Sales, Ian. The Eye With Which the Universe Beholds Itself [Whippleshield, 2013]
The most difficult reviews to write, I find, are of the books that affect you most deeply. After all, it's easy to say why something sucked, and similarly easy to stack up what worked and what didn't when there's plenty of both. But what about a book that hits all the right buttons, and haunts you long after you turn the last page? The Eye with which the Universe Beholds Itself, the second novella in Ian Sales' Apollo Quartet, is one such book. It's also the best piece of science fiction I've read in 2013.
Now, truth be told, I've had a difficult go with SF for a while now. It just, well, for a genre that is so self-consciously progressive, it really isn't producing a whole lot of exciting material right now. I thought Sales' BSFA-winning novella Adrift on the Sea of Rains was a major exception. So I went into The Eye with which the Universe Beholds Itself with high expectations.

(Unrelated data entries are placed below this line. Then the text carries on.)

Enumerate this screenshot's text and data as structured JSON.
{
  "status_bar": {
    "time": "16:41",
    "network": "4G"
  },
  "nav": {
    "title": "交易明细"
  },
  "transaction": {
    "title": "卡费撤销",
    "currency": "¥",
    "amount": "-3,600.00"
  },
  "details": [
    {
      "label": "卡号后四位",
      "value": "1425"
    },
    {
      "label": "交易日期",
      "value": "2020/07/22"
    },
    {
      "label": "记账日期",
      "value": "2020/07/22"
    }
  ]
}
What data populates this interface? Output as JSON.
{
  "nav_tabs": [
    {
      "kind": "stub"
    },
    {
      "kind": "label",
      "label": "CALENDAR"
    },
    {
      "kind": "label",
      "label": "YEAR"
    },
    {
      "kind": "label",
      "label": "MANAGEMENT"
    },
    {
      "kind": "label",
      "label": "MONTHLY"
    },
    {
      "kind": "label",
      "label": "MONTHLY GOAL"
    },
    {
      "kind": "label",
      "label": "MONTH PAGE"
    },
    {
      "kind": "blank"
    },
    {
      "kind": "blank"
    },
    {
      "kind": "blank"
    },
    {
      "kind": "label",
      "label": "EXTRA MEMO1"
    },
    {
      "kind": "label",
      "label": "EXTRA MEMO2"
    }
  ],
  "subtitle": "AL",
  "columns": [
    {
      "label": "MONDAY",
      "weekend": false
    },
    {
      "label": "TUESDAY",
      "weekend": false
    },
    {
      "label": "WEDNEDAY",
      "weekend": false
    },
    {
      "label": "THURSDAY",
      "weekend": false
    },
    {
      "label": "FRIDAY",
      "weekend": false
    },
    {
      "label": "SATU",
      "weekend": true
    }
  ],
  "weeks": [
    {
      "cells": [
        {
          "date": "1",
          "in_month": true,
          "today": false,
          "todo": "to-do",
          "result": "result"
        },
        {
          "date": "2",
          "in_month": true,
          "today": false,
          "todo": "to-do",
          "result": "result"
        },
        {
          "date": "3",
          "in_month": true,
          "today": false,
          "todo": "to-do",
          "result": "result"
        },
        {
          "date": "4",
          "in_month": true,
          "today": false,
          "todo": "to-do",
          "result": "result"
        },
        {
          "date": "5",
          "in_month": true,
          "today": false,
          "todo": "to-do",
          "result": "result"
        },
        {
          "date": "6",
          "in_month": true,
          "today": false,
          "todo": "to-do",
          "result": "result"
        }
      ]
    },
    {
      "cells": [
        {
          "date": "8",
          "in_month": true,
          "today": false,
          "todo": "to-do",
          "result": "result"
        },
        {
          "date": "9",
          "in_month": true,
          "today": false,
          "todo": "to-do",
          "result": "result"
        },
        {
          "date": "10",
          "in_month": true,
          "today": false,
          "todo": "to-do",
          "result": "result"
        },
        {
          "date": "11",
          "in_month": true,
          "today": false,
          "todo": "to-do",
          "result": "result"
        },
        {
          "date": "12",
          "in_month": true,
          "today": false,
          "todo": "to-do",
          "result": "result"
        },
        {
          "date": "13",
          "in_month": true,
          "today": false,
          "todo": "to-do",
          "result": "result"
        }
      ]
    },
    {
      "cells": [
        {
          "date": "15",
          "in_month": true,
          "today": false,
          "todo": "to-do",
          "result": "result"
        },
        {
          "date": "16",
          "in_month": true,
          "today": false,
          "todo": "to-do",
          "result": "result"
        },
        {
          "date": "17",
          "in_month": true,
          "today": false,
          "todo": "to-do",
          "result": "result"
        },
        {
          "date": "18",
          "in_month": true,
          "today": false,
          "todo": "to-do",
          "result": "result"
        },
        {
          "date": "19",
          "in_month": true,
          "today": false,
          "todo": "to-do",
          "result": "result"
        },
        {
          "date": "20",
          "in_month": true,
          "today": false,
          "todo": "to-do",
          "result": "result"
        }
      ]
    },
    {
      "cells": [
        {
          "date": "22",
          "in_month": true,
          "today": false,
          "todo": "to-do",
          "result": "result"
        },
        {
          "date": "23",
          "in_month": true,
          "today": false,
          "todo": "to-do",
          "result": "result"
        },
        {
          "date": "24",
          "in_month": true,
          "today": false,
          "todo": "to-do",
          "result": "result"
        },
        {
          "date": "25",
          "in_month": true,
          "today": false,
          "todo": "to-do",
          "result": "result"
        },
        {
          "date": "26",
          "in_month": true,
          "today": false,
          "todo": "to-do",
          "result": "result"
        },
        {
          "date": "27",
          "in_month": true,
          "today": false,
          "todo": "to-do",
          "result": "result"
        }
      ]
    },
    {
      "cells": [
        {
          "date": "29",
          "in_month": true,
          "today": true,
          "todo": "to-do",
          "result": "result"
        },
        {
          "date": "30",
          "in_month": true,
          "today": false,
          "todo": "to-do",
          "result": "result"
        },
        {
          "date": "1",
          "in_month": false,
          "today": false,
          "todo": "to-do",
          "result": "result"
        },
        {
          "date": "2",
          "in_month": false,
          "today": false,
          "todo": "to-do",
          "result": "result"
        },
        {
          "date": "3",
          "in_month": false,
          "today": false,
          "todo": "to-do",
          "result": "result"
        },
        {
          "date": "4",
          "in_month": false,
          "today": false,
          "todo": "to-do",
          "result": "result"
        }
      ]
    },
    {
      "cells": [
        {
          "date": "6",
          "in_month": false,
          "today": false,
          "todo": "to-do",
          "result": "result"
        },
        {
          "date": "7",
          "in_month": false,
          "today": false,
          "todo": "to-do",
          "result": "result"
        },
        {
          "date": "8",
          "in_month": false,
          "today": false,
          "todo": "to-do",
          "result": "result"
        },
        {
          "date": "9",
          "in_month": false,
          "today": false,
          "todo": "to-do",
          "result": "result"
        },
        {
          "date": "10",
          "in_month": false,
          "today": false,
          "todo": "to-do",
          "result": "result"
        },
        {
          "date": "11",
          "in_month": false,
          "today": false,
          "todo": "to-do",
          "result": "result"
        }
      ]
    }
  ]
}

And the good news is that it does not disappoint. If anything, it's better.
The two novellas aren't linked by narrative, or at least not apparently so, but rather by theme. These are alternate histories of the space race, and very "hard," but in each case there's also a specific fantastic technological advancements not found in our timeline. In Adrift on the Sea of Rains it was the dimension-shifting Wunderwaffe; in The Eye with which the Universe Beholds Itself it's FTL travel.
The conceit is interesting enough, but the true genius of the Apollo Quartet lies in the way it reminds you of what reading science fiction was like when you first discovered it--especially if, like me, those early discoveries were of 1950s "ideas men" like Isaac Asimov and Arthur C. Clarke. Of course, the thing about those 1950s "ideas men" is that they were, generally speaking, terrible writers whose books are filled with cardboard characters, egregious sexism, naive faith in progressive science and so forth. Many so-called classics are brilliant for the ground they broke and people they inspired, but do not stand up well as enduring works of literature. I often find myself wishing I could go back to Caves of Steel or Islands in the Sky and read them again with the wondrous eye of a twelve-year old, but know that it is not possible.
Reading The Eye with which the Universe Beholds Itself is the closest I can get to that. Sales channels the spirit of 1950s SF without reproducing its tropes and failings. And in the end, for all the hard SF trappings, it is at heart a deeply human novella--melancholic and ultimately bittersweet. It reminds the reader that, at base, science fiction isn't about scientific discoveries or technological advancement, but how we come to grips with such things.
Baseline Assessment: 9/10
Bonuses: +1 for making me feel like I'm twelve again without having to re-read a novel I remember loving but know as an adult probably isn't very good.
Penalties: -1 for I wish it had been longer.
Nerd Coefficient: 9/10. "Standout in its category--well worth your time and attention."